⚡ New Event: Living in Data ft. Jer Thorp
The case for reclaiming agency over the data around us
I'm usually a Kindle loyalist, but certain books demand to be read in print. Living in Data is full of striking and elegant visualizations — data art, as the author would say — that spotlight humans' role in shaping the stories around our data.
📖 living in data by jer thorp
Our guest for May 27 is data scientist and artist Jer Thorp.
His creative works range from an algorithm to place names on the 9/11 memorial to data-collecting expeditions in the Okavango Delta. His book, Living in Data merges memoir, art, and analysis in describing the messy, fraught processes in which we create data and have data created of us.
Join us next Thursday, May 27 for a Q&A on reclaiming agency over our data.
🔊 our take: data is a verb, not a noun
By Jessica Dai
Data is food for machine learning models; data is oil; data is a supposedly-impartial arbiter of truth. But data is more than just that: data, as artist Jer Thorp argues in Living in Data, is a medium through which we attempt to understand ourselves and the world around us. In other words, "data" is about relationships, and is therefore also a verb. The title of an early chapter is I Data You, You Data Me (We All Data Together): by framing "data" as a verb, Thorp suggests that we can also make visible the power relations that the static noun version of "data" can hide. For example: Google datas us; Uber datas us. To live in today's world, therefore, is to live in data, whether one likes it or not.

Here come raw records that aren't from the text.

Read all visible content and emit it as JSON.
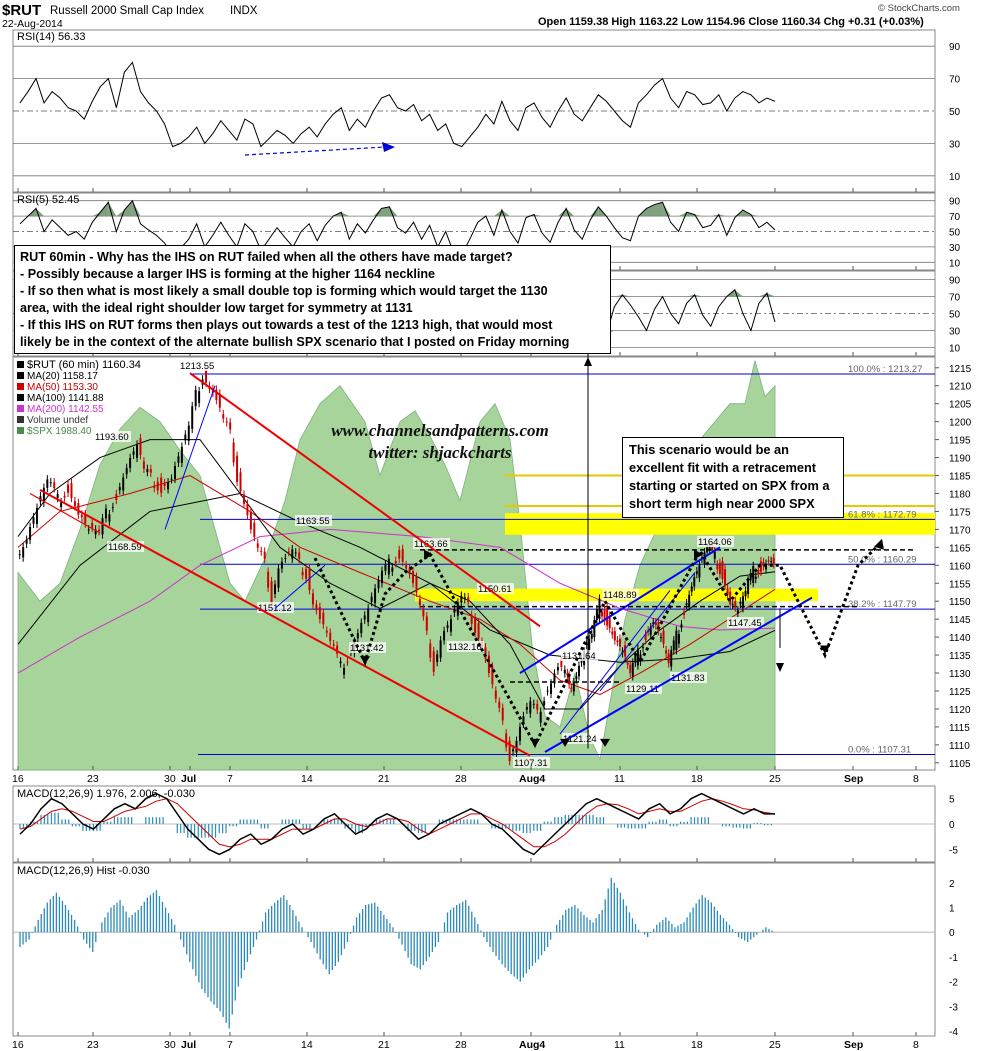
{
  "header": {
    "symbol": "$RUT",
    "name": "Russell 2000 Small Cap Index",
    "exchange": "INDX",
    "date": "22-Aug-2014",
    "ohlc": "Open 1159.38  High 1163.22  Low 1154.96  Close 1160.34  Chg +0.31 (+0.03%)",
    "watermark": "© StockCharts.com"
  },
  "colors": {
    "price_up": "#000000",
    "price_down": "#cc0000",
    "ma20": "#000000",
    "ma50": "#cc0000",
    "ma100": "#000000",
    "ma200": "#cc33cc",
    "spx_fill": "#a6d49a",
    "fib": "#0000cc",
    "band": "#ffff00",
    "macd_hist": "#2b8ab8"
  },
  "note_box": {
    "lines": [
      "RUT 60min - Why has the IHS on RUT failed when all the others have made target?",
      "- Possibly because a larger IHS is forming at the higher 1164 neckline",
      "- If so then what is most likely a small double top is forming which would target the 1130",
      "area, with the ideal right shoulder low target for symmetry at 1131",
      "- If this IHS on RUT forms then plays out towards a test of the 1213 high, that would most",
      "likely be in the context of the alternate bullish SPX scenario that I posted on Friday morning"
    ]
  },
  "scenario_box": {
    "lines": [
      "This scenario would be an",
      "excellent fit with a retracement",
      "starting or started on SPX from a",
      "short term high near 2000 SPX"
    ]
  },
  "watermark_text": {
    "line1": "www.channelsandpatterns.com",
    "line2": "twitter: shjackcharts"
  },
  "x_axis": {
    "ticks": [
      "16",
      "23",
      "30",
      "Jul",
      "7",
      "14",
      "21",
      "28",
      "Aug4",
      "11",
      "18",
      "25",
      "Sep",
      "8"
    ]
  },
  "chart_data": [
    {
      "type": "line",
      "panel": "RSI(14)",
      "title": "RSI(14) 56.33",
      "ylim": [
        0,
        100
      ],
      "yticks": [
        "90",
        "70",
        "50",
        "30",
        "10"
      ],
      "series": [
        {
          "name": "RSI(14)",
          "values": [
            55,
            62,
            70,
            55,
            62,
            58,
            52,
            50,
            45,
            56,
            65,
            70,
            52,
            74,
            80,
            62,
            55,
            50,
            42,
            28,
            30,
            34,
            40,
            30,
            36,
            44,
            38,
            32,
            45,
            42,
            28,
            33,
            38,
            35,
            30,
            36,
            40,
            34,
            42,
            48,
            52,
            38,
            45,
            40,
            50,
            58,
            60,
            52,
            50,
            54,
            44,
            48,
            38,
            42,
            30,
            28,
            34,
            40,
            48,
            42,
            56,
            44,
            38,
            52,
            55,
            46,
            40,
            50,
            58,
            48,
            44,
            52,
            60,
            56,
            50,
            44,
            40,
            55,
            60,
            66,
            70,
            58,
            52,
            62,
            60,
            54,
            55,
            60,
            50,
            58,
            62,
            60,
            55,
            58,
            56
          ]
        }
      ]
    },
    {
      "type": "line",
      "panel": "RSI(5)",
      "title": "RSI(5) 52.45",
      "ylim": [
        0,
        100
      ],
      "yticks": [
        "90",
        "70",
        "50",
        "30",
        "10"
      ],
      "series": [
        {
          "name": "RSI(5)",
          "values": [
            60,
            70,
            80,
            50,
            65,
            55,
            45,
            50,
            40,
            62,
            75,
            88,
            50,
            78,
            90,
            60,
            52,
            45,
            35,
            20,
            28,
            40,
            60,
            30,
            45,
            62,
            45,
            30,
            60,
            50,
            25,
            40,
            55,
            42,
            30,
            50,
            60,
            38,
            58,
            70,
            75,
            40,
            60,
            48,
            65,
            80,
            82,
            55,
            48,
            62,
            40,
            58,
            30,
            50,
            22,
            20,
            40,
            62,
            70,
            45,
            78,
            50,
            35,
            68,
            72,
            48,
            36,
            62,
            80,
            52,
            40,
            65,
            82,
            70,
            55,
            42,
            38,
            70,
            80,
            85,
            88,
            62,
            50,
            75,
            72,
            55,
            58,
            72,
            45,
            68,
            78,
            72,
            55,
            62,
            52
          ]
        }
      ]
    },
    {
      "type": "line",
      "panel": "third indicator",
      "title": "",
      "ylim": [
        0,
        100
      ],
      "yticks": [
        "90",
        "70",
        "50",
        "30",
        "10"
      ],
      "series": [
        {
          "name": "indicator",
          "values": [
            60,
            62,
            58,
            55,
            52,
            50,
            48,
            45,
            42,
            40,
            38,
            36,
            35,
            40,
            45,
            52,
            60,
            68,
            78,
            82,
            76,
            70,
            64,
            58,
            55,
            52,
            50,
            48,
            52,
            56,
            60,
            64,
            68,
            72,
            75,
            70,
            64,
            58,
            55,
            52,
            50,
            48,
            46,
            44,
            42,
            40,
            38,
            40,
            44,
            50,
            56,
            62,
            70,
            78,
            84,
            80,
            74,
            70,
            60,
            55,
            72,
            60,
            48,
            40,
            25,
            15,
            42,
            62,
            50,
            30,
            45,
            60,
            48,
            25,
            58,
            72,
            60,
            46,
            30,
            55,
            70,
            50,
            38,
            62,
            72,
            48,
            35,
            58,
            70,
            78,
            50,
            30,
            62,
            74,
            40
          ]
        }
      ]
    },
    {
      "type": "line",
      "panel": "price",
      "title": "$RUT (60 min) 1160.34",
      "ylim": [
        1103,
        1218
      ],
      "yticks": [
        "1215",
        "1210",
        "1205",
        "1200",
        "1195",
        "1190",
        "1185",
        "1180",
        "1175",
        "1170",
        "1165",
        "1160",
        "1155",
        "1150",
        "1145",
        "1140",
        "1135",
        "1130",
        "1125",
        "1120",
        "1115",
        "1110",
        "1105"
      ],
      "legend": [
        "$RUT (60 min) 1160.34",
        "MA(20) 1158.17",
        "MA(50) 1153.30",
        "MA(100) 1141.88",
        "MA(200) 1142.55",
        "Volume undef",
        "$SPX 1988.40"
      ],
      "x_range": [
        0,
        160
      ],
      "series": [
        {
          "name": "$RUT",
          "values": [
            [
              0,
              1162
            ],
            [
              3,
              1168
            ],
            [
              6,
              1176
            ],
            [
              9,
              1183
            ],
            [
              12,
              1178
            ],
            [
              15,
              1182
            ],
            [
              18,
              1175
            ],
            [
              21,
              1170
            ],
            [
              24,
              1168.59
            ],
            [
              26,
              1174
            ],
            [
              29,
              1180
            ],
            [
              32,
              1188
            ],
            [
              35,
              1193.6
            ],
            [
              37,
              1186
            ],
            [
              39,
              1184
            ],
            [
              42,
              1182
            ],
            [
              45,
              1185
            ],
            [
              48,
              1193
            ],
            [
              50,
              1198
            ],
            [
              52,
              1207
            ],
            [
              54,
              1213.55
            ],
            [
              56,
              1210
            ],
            [
              58,
              1206
            ],
            [
              60,
              1200
            ],
            [
              62,
              1196
            ],
            [
              64,
              1185
            ],
            [
              66,
              1178
            ],
            [
              68,
              1170
            ],
            [
              70,
              1164
            ],
            [
              72,
              1160
            ],
            [
              74,
              1151.12
            ],
            [
              76,
              1160
            ],
            [
              78,
              1162
            ],
            [
              80,
              1163.55
            ],
            [
              82,
              1160
            ],
            [
              84,
              1158
            ],
            [
              86,
              1150
            ],
            [
              88,
              1145
            ],
            [
              91,
              1138
            ],
            [
              94,
              1131.42
            ],
            [
              96,
              1135
            ],
            [
              99,
              1142
            ],
            [
              102,
              1148
            ],
            [
              105,
              1155
            ],
            [
              108,
              1160
            ],
            [
              111,
              1163.66
            ],
            [
              113,
              1160
            ],
            [
              115,
              1155
            ],
            [
              117,
              1148
            ],
            [
              119,
              1140
            ],
            [
              121,
              1132.16
            ],
            [
              123,
              1140
            ],
            [
              126,
              1145
            ],
            [
              129,
              1150.61
            ],
            [
              131,
              1148
            ],
            [
              133,
              1143
            ],
            [
              135,
              1138
            ],
            [
              137,
              1130
            ],
            [
              139,
              1122
            ],
            [
              141,
              1115
            ],
            [
              143,
              1107.31
            ],
            [
              145,
              1112
            ],
            [
              147,
              1118
            ],
            [
              149,
              1121.24
            ],
            [
              151,
              1118
            ],
            [
              153,
              1124
            ],
            [
              155,
              1128
            ],
            [
              157,
              1131.64
            ],
            [
              159,
              1130
            ],
            [
              160,
              1125
            ]
          ]
        },
        {
          "name": "$RUT (cont.)",
          "values": [
            [
              0,
              1125
            ],
            [
              3,
              1130
            ],
            [
              6,
              1136
            ],
            [
              9,
              1140
            ],
            [
              12,
              1148.89
            ],
            [
              15,
              1145
            ],
            [
              18,
              1140
            ],
            [
              21,
              1136
            ],
            [
              24,
              1129.11
            ],
            [
              27,
              1135
            ],
            [
              30,
              1141
            ],
            [
              33,
              1145
            ],
            [
              36,
              1140
            ],
            [
              39,
              1131.83
            ],
            [
              42,
              1140
            ],
            [
              45,
              1148
            ],
            [
              48,
              1155
            ],
            [
              51,
              1160
            ],
            [
              54,
              1164.06
            ],
            [
              57,
              1162
            ],
            [
              60,
              1158
            ],
            [
              63,
              1150
            ],
            [
              66,
              1147.45
            ],
            [
              69,
              1152
            ],
            [
              72,
              1158
            ],
            [
              75,
              1160
            ],
            [
              78,
              1162
            ],
            [
              80,
              1160.34
            ]
          ]
        }
      ],
      "levels": [
        {
          "name": "100.0%",
          "value": 1213.27,
          "label": "100.0% : 1213.27"
        },
        {
          "name": "61.8%",
          "value": 1172.79,
          "label": "61.8% : 1172.79"
        },
        {
          "name": "50.0%",
          "value": 1160.29,
          "label": "50.0% : 1160.29"
        },
        {
          "name": "38.2%",
          "value": 1147.79,
          "label": "38.2% : 1147.79"
        },
        {
          "name": "0.0%",
          "value": 1107.31,
          "label": "0.0% : 1107.31"
        }
      ],
      "price_labels": [
        "1213.55",
        "1193.60",
        "1168.59",
        "1163.55",
        "1151.12",
        "1131.42",
        "1163.66",
        "1132.16",
        "1150.61",
        "1107.31",
        "1121.24",
        "1131.64",
        "1148.89",
        "1129.11",
        "1131.83",
        "1164.06",
        "1147.45"
      ]
    },
    {
      "type": "line",
      "panel": "MACD",
      "title": "MACD(12,26,9) 1.976, 2.006, -0.030",
      "ylim": [
        -7.5,
        7.5
      ],
      "yticks": [
        "5",
        "0",
        "-5"
      ],
      "series": [
        {
          "name": "MACD",
          "values": [
            -2,
            0,
            3,
            5,
            4,
            2,
            0,
            -1,
            1,
            3,
            4,
            3,
            5,
            6,
            5,
            2,
            -1,
            -3,
            -5,
            -6,
            -5,
            -3,
            -2,
            -4,
            -3,
            -1,
            0,
            -2,
            -1,
            1,
            2,
            0,
            -2,
            -1,
            1,
            2,
            1,
            -1,
            -3,
            -2,
            0,
            1,
            2,
            3,
            2,
            0,
            -1,
            -3,
            -5,
            -6,
            -4,
            -2,
            0,
            2,
            4,
            5,
            4,
            3,
            2,
            1,
            3,
            4,
            2,
            3,
            5,
            6,
            5,
            4,
            3,
            2,
            3,
            2,
            2
          ]
        },
        {
          "name": "Signal",
          "values": [
            -1,
            -0.5,
            1,
            2.5,
            3,
            2.5,
            1.5,
            0.5,
            0.5,
            1.5,
            2.5,
            3,
            3.5,
            4.5,
            5,
            4,
            2,
            0,
            -2,
            -4,
            -4.5,
            -4,
            -3,
            -3,
            -3,
            -2,
            -1,
            -1,
            -1,
            0,
            1,
            1,
            0,
            -0.5,
            0,
            1,
            1,
            0.5,
            -1,
            -2,
            -1,
            0,
            1,
            2,
            2,
            1,
            0,
            -1.5,
            -3,
            -4.5,
            -4.5,
            -3.5,
            -2,
            0,
            2,
            3.5,
            4,
            3.8,
            3,
            2,
            2.5,
            3,
            2.5,
            2.5,
            3.5,
            4.5,
            5,
            4.5,
            3.8,
            3,
            2.8,
            2.3,
            2
          ]
        }
      ]
    },
    {
      "type": "bar",
      "panel": "MACD Hist",
      "title": "MACD(12,26,9) Hist -0.030",
      "ylim": [
        -4.2,
        2.8
      ],
      "yticks": [
        "2",
        "1",
        "0",
        "-1",
        "-2",
        "-3",
        "-4"
      ],
      "values": [
        -0.6,
        -0.3,
        0.5,
        1.2,
        1.6,
        1.1,
        0.5,
        -0.3,
        -0.8,
        0.4,
        1.0,
        1.3,
        0.6,
        0.9,
        1.4,
        1.7,
        1.0,
        0.3,
        -0.6,
        -1.5,
        -2.3,
        -2.8,
        -3.2,
        -3.9,
        -2.2,
        -1.2,
        -0.3,
        0.8,
        1.2,
        1.5,
        0.9,
        0.2,
        -0.4,
        -1.1,
        -1.7,
        -1.2,
        -0.4,
        0.6,
        1.1,
        1.2,
        0.7,
        0.2,
        -0.5,
        -1.3,
        -1.5,
        -1.0,
        -0.4,
        0.8,
        1.1,
        1.3,
        0.6,
        -0.2,
        -0.8,
        -1.3,
        -1.7,
        -2.0,
        -1.5,
        -1.1,
        -0.6,
        0.3,
        0.9,
        1.1,
        0.7,
        0.4,
        0.9,
        2.2,
        1.6,
        0.8,
        0.1,
        -0.2,
        0.3,
        0.6,
        0.2,
        0.4,
        1.0,
        1.5,
        1.2,
        0.7,
        0.3,
        -0.2,
        -0.4,
        -0.1,
        0.2,
        0.0
      ]
    }
  ]
}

Living in Data is not a how to guide. Instead, the book shines most brightly in highlighting just how messy, complex, and contingent the process of gathering, organizing, and understanding data can be. In this way, the book reawakened my sense of wonder around data. Though Excel spreadsheets or clean pandas dataframes might suggest otherwise, data never springs neatly into existence; rather, the processes of collecting and schematizing are intensely messy, physical processes. Thorp's own adventures collecting data — whether it's for art pieces or scientific research — are fascinating in themselves: he describes being airlifted into the mountains, only to be trapped by a three-day blizzard; coming face-to-face with a hippopotamus; accidentally stumbling into a minefield. He also connects his own experiences to the relationships, invisible and visible, that they rely on — for example, the extraction of knowledge from indigenous communities who often see no benefit from Western researchers who parachute in and out.
The book is peppered with gorgeous — and provocative — data visualizations, though it seems reductive to describe them as such. After fifteen months filled with line graphs and bar charts, it's refreshing to discover that there are so many more ways to illustrate and communicate with data. I almost want a book filled with his "data art" and explanations of how he arrived at them: data can tell a story just as moving, just as nuanced, as prose. For instance, one piece illustrates the territorial land occupied by the giant data centers of the big tech companies — a reminder that the frictionless experience of the tech products we use every day is not only grounded in physical reality but also dependent on the continued occupation of indigenous lands.
One of Living in Data's aims is to illustrate how we might "clos[e] the loop between data and the people from whom the data comes." We are all living in data, and while the harms of the attention economy and surveillance capitalism are certainly real, so are the ways in which we, too, might engage with data. Unlike Shoshanna Zuboff's The Age of Surveillance Capitalism, which describes a rather pessimistic view of our agency in the data landscape, Living in Data demonstrates that data itself is not inherently exploitative or inevitably for-profit. For example, one chapter is about a participatory mapping project, done by middle schoolers and community groups in St. Louis, a project which "shifts civic data from being a resource for urban planners and academics to being an exploratory medium for everyday citizens." In another, Thorp describes how the Maori are active participants in defining how their data ought to be collected, disseminated, and used to improve their lives.
Living in Data is a work about technology which places us, citizens of today's technological world, at the center of optimism for the future. We may be data-ed by any number of corporations, but we can also reclaim our own agency for how to figure out the world.
🌀 microdoses
📉 On the reductive appeal of election maps and the challenge of telling stories about uncertainty.
🎭 Reboot community member Jacky Zhao explains why context collapse exists, social media is a performance, and maybe that's all just fine. (Related: I wrote a short reflection on alt accounts as the perfect response to context collapse.)
💼 This personal essay on poverty and classism in tech is a must-read.
👨👩👦 Children exist as fodder for Twitter clout
🍎 I don’t trust anyone who uses Apple Mail by choice
💝 a closing note
I asked the Reboot community about some of their favorite data visualization projects:
Theresa: Shirley Wu is a data viz superstar, and this is literally the coolest shit I've ever seen. You can highlight relationships between different Hamilton characters & sort lyrics / songs by themes.
Anh: This project records the sounds of Wikipedia’s recent changes feed, which is strangely relaxing!
Nikhil: If I’m debating about something remotely important to society with friends I can usually bet on the answer being visualized in Our World In Data.
Arjun: I love everything that comes out of NYT's graphics department: e.g. this one on the Beirut explosion or this one on how masks work.